The new room I checked into should be spacious enough, with its king bed, sitting area with a small couch, and desk by the window, but a sense of claustrophobia claws at me.
My suitcase sits half unpacked near the dresser, and takeout containers form a small cityscape on the desk, remnants of meals I forced myself to choke down. Coffee cups with rings of dried liquid mark the passage of sleepless nights.
Papers spread across the desk in uneven stacks, a mixture of Quinn’s progress reports, accommodation forms, and committee meeting minutes, the only evidence of my attempts to maintain normalcy. A red pen sits uncapped, dried out from being forgotten mid-grade two nights ago when Carson’s texts began their midnight assault on my resolve.
I unlock my phone and check for notifications.
Nothing.
The knot in my stomach tightens.
My reflection fragments in the darkened television screen as I pass, a man unraveling thread by thread. I straighten a lampshade that doesn’t need straightening. Align the hotel notepad with the edge of the desk. Small, useless tasks. Nothing accomplished.

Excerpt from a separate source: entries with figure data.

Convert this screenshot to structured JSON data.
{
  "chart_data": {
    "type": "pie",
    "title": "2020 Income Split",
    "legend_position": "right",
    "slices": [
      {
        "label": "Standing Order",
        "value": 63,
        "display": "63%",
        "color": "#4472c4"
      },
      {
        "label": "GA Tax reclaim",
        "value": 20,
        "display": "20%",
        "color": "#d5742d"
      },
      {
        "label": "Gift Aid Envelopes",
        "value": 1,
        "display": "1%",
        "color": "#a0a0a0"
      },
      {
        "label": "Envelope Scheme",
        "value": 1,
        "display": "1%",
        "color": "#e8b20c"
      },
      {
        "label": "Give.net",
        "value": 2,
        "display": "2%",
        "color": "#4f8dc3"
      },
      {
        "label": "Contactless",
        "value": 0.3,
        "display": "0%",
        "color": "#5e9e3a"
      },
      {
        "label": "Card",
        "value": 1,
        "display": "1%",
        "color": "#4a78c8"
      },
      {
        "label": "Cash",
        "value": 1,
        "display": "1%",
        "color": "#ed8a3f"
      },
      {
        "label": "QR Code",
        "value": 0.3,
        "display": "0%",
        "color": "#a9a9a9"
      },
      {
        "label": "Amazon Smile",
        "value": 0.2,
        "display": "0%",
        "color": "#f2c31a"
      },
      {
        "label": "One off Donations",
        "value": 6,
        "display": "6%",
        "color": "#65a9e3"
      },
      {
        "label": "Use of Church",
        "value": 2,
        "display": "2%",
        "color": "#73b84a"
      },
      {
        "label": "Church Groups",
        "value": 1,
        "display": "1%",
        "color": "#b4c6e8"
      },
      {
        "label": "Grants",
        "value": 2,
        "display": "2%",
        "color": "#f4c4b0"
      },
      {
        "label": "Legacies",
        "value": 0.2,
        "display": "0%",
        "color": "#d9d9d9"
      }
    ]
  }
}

I rub my palm over my face, stubble rasping beneath my hand where I haven’t bothered to shave. The desk chair creaks as I sink into it, pulling Quinn’s file toward me. The words swim on the page with the reminder of what hangs in the balance.
My refusal to attend the faculty function as Carson’s Omega wasn’t defiance. It was the last scrap of self-preservation I could muster after months of calculated erosion.

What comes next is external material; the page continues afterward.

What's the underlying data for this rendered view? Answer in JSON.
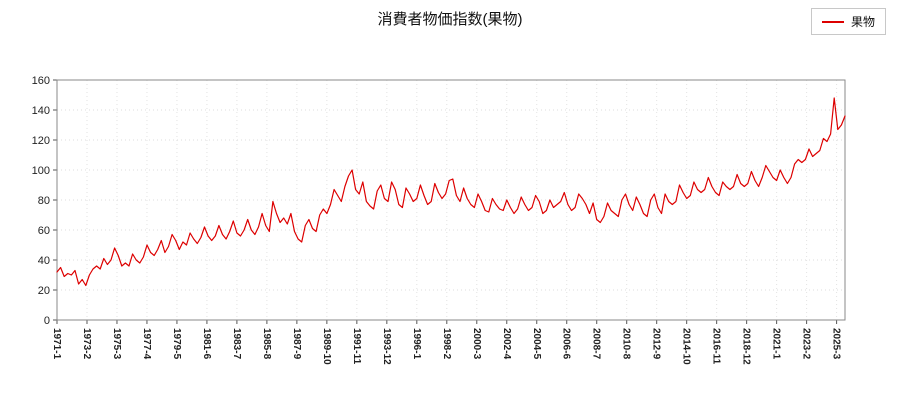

Should I resign from all my committee positions? Blake had offered to hire a liaison to handle the situation with Quinn’s accommodations. At the time, I believed it was part of the position they hired me for, and since I wasn’t tutoring her full-time during the day, it was the least I could do.
But if I remove myself from every obligation at Pinecrest Academy that doesn’t involve picking Quinn up and dropping her off…
The hotel room grows darker as evening deepens, but I don’t bother turning on more than the single desk lamp.
On my nightstand, the alarm clock’s red numbers flip to seven fifty. At this time, on a Friday evening, Emily and Jared will be playing cards or watching television. Grady might be there, too, a glass of wine in hand, as has become his habit.
They were okay before me. They will be okay without me.
But I don’t want them to be, and the last several days after ending things with Emily have given me time to consider her words and reflect on my actions. Does my isolation really protect those I care about? Or does it only hurt all of us?
The truth settles in my stomach like lead.
I pick up my phone again, thumb hovering over Emily’s number before I lock the phone without sending a message. What could I say? I miss them? I wake reaching for Emily’s warmth? The silence in this room suffocates me more with each passing hour?
That would just open both of us up to more hurt. No, I need to figure my shit out before I can hope to have anything resembling a real relationship.
Three knocks at the door cut through my thoughts. Ordinary, unremarkable. Housekeeping perhaps, or a guest with the wrong room number.
But uneasiness creeps through me as I turn toward the door.
The digital clock reads eight thirty-five now, over an hour having slipped by unnoticed. It’s too late for room service and too early for the drunken neighbors I’ve come to expect around midnight.
My heartbeat accelerates with each step toward the door, though I can’t explain why.
“Who is it?” I call, my ear to the wood.
No answer comes, and when I check the peephole, it shows only darkness.
Cold spreads through my chest.
I slide the security chain into place before turning the handle, opening the door the few inches the chain allows, and the gap reveals a familiar figure that stops my breath.
Carson stands in the corridor, his sandy hair brushed back in neat waves, dressed in a pressed charcoal suit and periwinkle tie for the party I was meant to attend with him.
Gray-green eyes meet mine through the narrow opening, his expression placid as a frozen lake. “Leif, I believe we need to talk.”
I scramble to close the door, but Carson’s hand shoots through the opening, palm slamming into the wood with shocking force. The chain strains as he pushes, metal links stretching until one pops free from the wall with a spray of plaster dust.